Dedicated apps can make your brand’s mobile experience stand out. Sure, a responsive website for mobile can work, but there’s a whole ecosystem that lives within an app. Push notifications can alert users to flash sales. Smart linking can send users directly to specific areas of interest—which makes the whole experience satisfying, seamless, and much more personal. The overwhelming majority (89 percent) of time spent on mobile is through app usage.
Not only do consumers convert more when using an app, but they also spend more. There’s also a lot of data that can then be used to better tailor the experience to the consumer. Personal recommendations are one such example. For companies looking to live on the cutting edge, an augmented reality element can make your app a true destination for consumers.
Apps also eliminate any potential barriers, which is why the Domino’s app is such a success. The entire pizza purchasing process is contained within the app, from creation to payment. You can even track the pizza as it’s crafted, boxed, and delivered to your door. (I’m getting hungry just thinking about it.)
If you’re looking to create a long-lasting impression with customers, an app provides incredible flexibility for all types of content. As a marketer looking to grow your brand, the application serves as a powerful destination for your story.
Dell and golf don’t really go hand-in-hand, so the company created the Play Through app to announce its role as title sponsor of the PGA’s World Golf Championships Match Play knockout tournament. You could play nine rounds of golf in the streets of Austin, Texas using a clever AR game that’s updated with stats about your swing and the local weather. Through the app, Dell was not only able to announce the new role, but it also connected with golf fans who may not normally engage with the brand.

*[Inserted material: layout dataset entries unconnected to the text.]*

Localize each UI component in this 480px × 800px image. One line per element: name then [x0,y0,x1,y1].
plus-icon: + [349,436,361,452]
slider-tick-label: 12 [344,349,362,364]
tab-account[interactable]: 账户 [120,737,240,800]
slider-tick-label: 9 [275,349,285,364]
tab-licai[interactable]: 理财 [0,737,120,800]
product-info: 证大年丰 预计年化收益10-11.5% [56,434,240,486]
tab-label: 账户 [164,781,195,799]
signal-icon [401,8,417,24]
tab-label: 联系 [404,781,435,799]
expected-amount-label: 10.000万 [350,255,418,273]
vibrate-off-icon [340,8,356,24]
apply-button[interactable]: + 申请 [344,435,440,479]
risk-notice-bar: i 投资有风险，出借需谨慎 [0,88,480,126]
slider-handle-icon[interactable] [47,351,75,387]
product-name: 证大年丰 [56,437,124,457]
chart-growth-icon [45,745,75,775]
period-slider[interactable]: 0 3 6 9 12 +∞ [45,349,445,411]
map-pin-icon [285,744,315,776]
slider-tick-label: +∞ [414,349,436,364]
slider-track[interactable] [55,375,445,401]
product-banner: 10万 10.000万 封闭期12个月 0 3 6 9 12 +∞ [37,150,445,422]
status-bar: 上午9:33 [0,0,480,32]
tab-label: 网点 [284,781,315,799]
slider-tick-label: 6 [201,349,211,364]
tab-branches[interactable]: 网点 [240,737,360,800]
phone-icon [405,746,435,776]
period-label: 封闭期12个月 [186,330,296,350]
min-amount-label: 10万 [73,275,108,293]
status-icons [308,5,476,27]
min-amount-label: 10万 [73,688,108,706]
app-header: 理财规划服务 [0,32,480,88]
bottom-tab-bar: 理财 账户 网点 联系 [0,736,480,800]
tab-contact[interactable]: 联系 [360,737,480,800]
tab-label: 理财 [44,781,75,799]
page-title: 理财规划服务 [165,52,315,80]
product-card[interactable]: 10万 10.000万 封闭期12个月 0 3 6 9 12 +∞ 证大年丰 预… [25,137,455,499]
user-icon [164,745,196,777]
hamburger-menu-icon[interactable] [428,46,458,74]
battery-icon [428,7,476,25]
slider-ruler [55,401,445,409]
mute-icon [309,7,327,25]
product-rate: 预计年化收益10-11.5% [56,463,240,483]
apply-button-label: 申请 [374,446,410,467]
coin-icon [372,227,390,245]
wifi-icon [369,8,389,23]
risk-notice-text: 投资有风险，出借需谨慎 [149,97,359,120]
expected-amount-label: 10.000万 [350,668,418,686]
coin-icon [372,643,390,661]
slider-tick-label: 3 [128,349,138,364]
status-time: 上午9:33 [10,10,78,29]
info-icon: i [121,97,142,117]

Before you start wracking your brain (or budget) to boost conversions, think about your mobile users and the ways in which they may not be satisfied. Sometimes something as simple as a mobile-friendly subscribe button can make all the difference. No matter your direction, though, be sure to build mobile into your Q2 plans. We’ve said it before, and we’ll say it again: mobile marketing is changing user behavior in a tangible way. Make sure you’re everywhere your audience goes—or you’ll miss them completely.